The Road Less Travelled by M. Scott Peck


Canst thou not minister to a mind diseas’d;

Pluck from the memory a rooted sorrow;

Raze out the written troubles of the brain;

And with some sweet oblivious antidote

Cleanse the stuff’d bosom of that perilous stuff

Which weighs upon the heart?


Therein the patient

Must minister to himself.

 ( From the play Macbeth by William Shakespeare)

The Road less travelled is a self help book.

Well dear reader, if you got a smirk after reading that last sentence; no one really blame you.

In fact  it is possible to make an argument against the phrase “self help” itself. It is not exactly self help when you are doing what someone else (a guru or author a self help book) tells you to do. Particularly when you have paid him, so you can help yourself. Why the price then? (in this case the price of the book).

Here in lies the first lesson. It is alright to seek “self help” by consulting a guru. A genuine guru (or consultant) lets you know that he cannot solve your problems. In such matters you must minister yourself. And to his credit M. Scott Peck lets the reader know that ultimately he has to help himself.

This book does have a lot of merit. So let us go through the preaching one section at a time. In the first section the author talks about discipline. And by discipline he means delay of gratification. To succeed in life you should let go of temporary or ephemeral pleasures. The simplest way to understand is investing. Investing is nothing but letting go of present consumption for a more financially secured future. Another easy way to understand the concept is pizza and weight gain. As they say – once on the lips, forever on the hips. Easy lesson, nothing controversial here, behavioural psychologists recommend the same.

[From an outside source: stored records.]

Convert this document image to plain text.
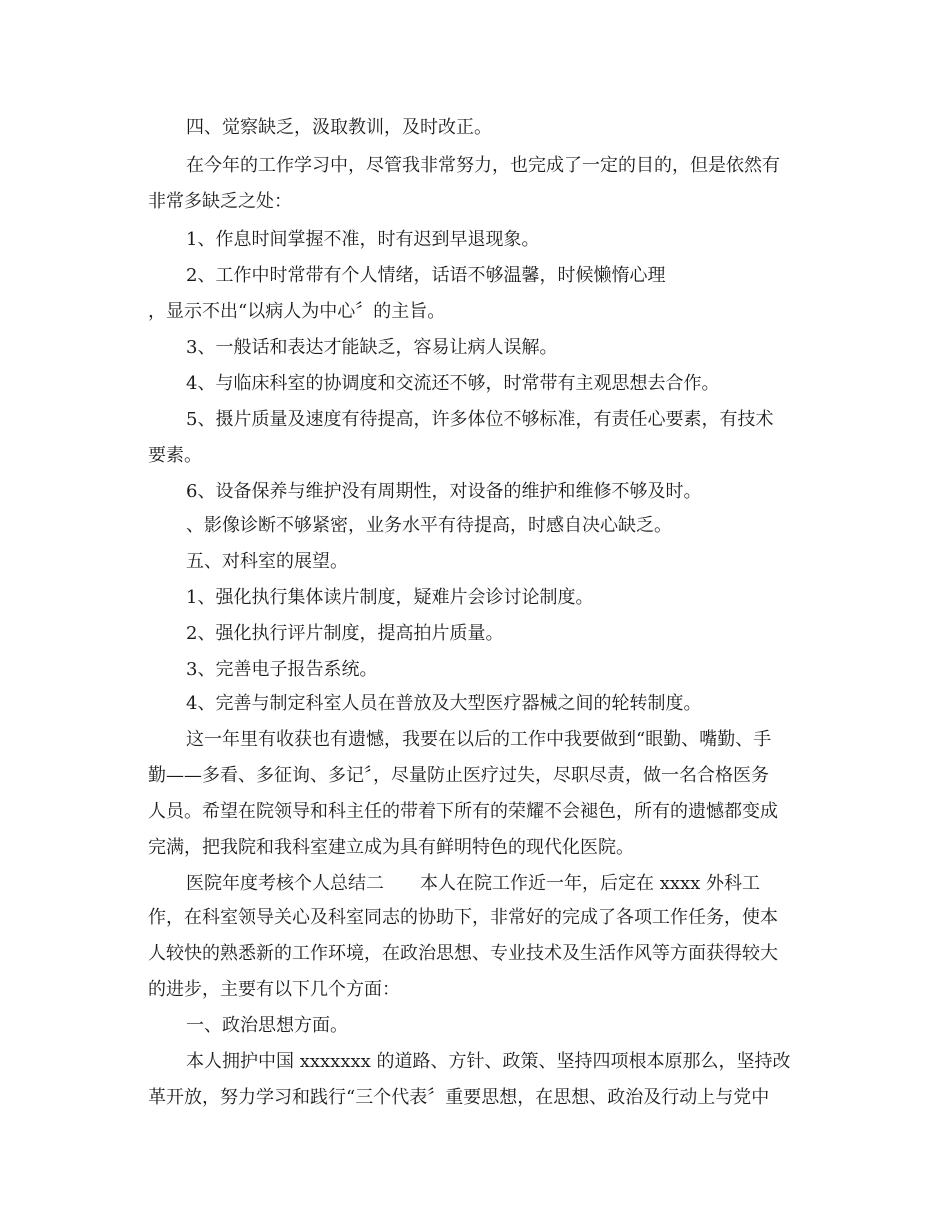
四、觉察缺乏，汲取教训，及时改正。
在今年的工作学习中，尽管我非常努力，也完成了一定的目的，但是依然有
非常多缺乏之处：
1、作息时间掌握不准，时有迟到早退现象。
2、工作中时常带有个人情绪，话语不够温馨，时候懒惰心理
，显示不出“以病人为中心〞的主旨。
3、一般话和表达才能缺乏，容易让病人误解。
4、与临床科室的协调度和交流还不够，时常带有主观思想去合作。
5、摄片质量及速度有待提高，许多体位不够标准，有责任心要素，有技术
要素。
6、设备保养与维护没有周期性，对设备的维护和维修不够及时。
、影像诊断不够紧密，业务水平有待提高，时感自决心缺乏。
五、对科室的展望。
1、强化执行集体读片制度，疑难片会诊讨论制度。
2、强化执行评片制度，提高拍片质量。
3、完善电子报告系统。
4、完善与制定科室人员在普放及大型医疗器械之间的轮转制度。
这一年里有收获也有遗憾，我要在以后的工作中我要做到“眼勤、嘴勤、手
勤——多看、多征询、多记〞，尽量防止医疗过失，尽职尽责，做一名合格医务
人员。希望在院领导和科主任的带着下所有的荣耀不会褪色，所有的遗憾都变成
完满，把我院和我科室建立成为具有鲜明特色的现代化医院。
医院年度考核个人总结二　　本人在院工作近一年，后定在 xxxx 外科工
作，在科室领导关心及科室同志的协助下，非常好的完成了各项工作任务，使本
人较快的熟悉新的工作环境，在政治思想、专业技术及生活作风等方面获得较大
的进步，主要有以下几个方面：
一、政治思想方面。
本人拥护中国 xxxxxxx 的道路、方针、政策、坚持四项根本原那么，坚持改
革开放，努力学习和践行“三个代表〞重要思想，在思想、政治及行动上与党中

Then he talks about love. This was my favourite part of the book. Like a true iconoclast M. Scott Peck blasts most people’s notion of love.

If you love someone as he fits into your scheme of things, then you don’t really love that person. If you are in a giddy “falling in love” phase where you think that only that other special person matters in the whole world, then the news for you is that such a phase is not going to last. Real love is when one person helps the other person grow mentally (or so says the writer). I am not able to sum this part up with succinct examples but let me say I found myself agreeing with almost everything in the book so far.

After that the book gets really rubbish. M. Scott Peck talks about how there is a universal force he calls grace (he is not suggesting anything new but the good old concept of god) and the ultimate objective of any human life is to be filled with grace (or godliness). He manages to force fit evolution into his unscientific framework; using an often repeated but very ridiculous argument (will get into the details in some other post) about how evolution was a mechanism incepted in the world by god all mighty himself. There is no logic to whatever he is saying; just broad sweeping generalizations.

But after I was disgusted by the third part (the one where he talks about grace), I realized how flawed my reading of the book was. The first and second parts of the book were not logical either. They were also full of broad sweeping generalizations without much scientific basis.

I just enjoyed the first two parts of the book as they fitted nicely with my already existing world view. But the third part that I hated, was not any more or any less logical or scientific than the others.

We all like to see what we want to see.  We do not like being confronted by things that do not fit into our version of reality; no matter how real they are. A person who is a de facto atheist will not find much merit in M. Scott Peck’s argument for striving to achieve unity with god. But a religious person would.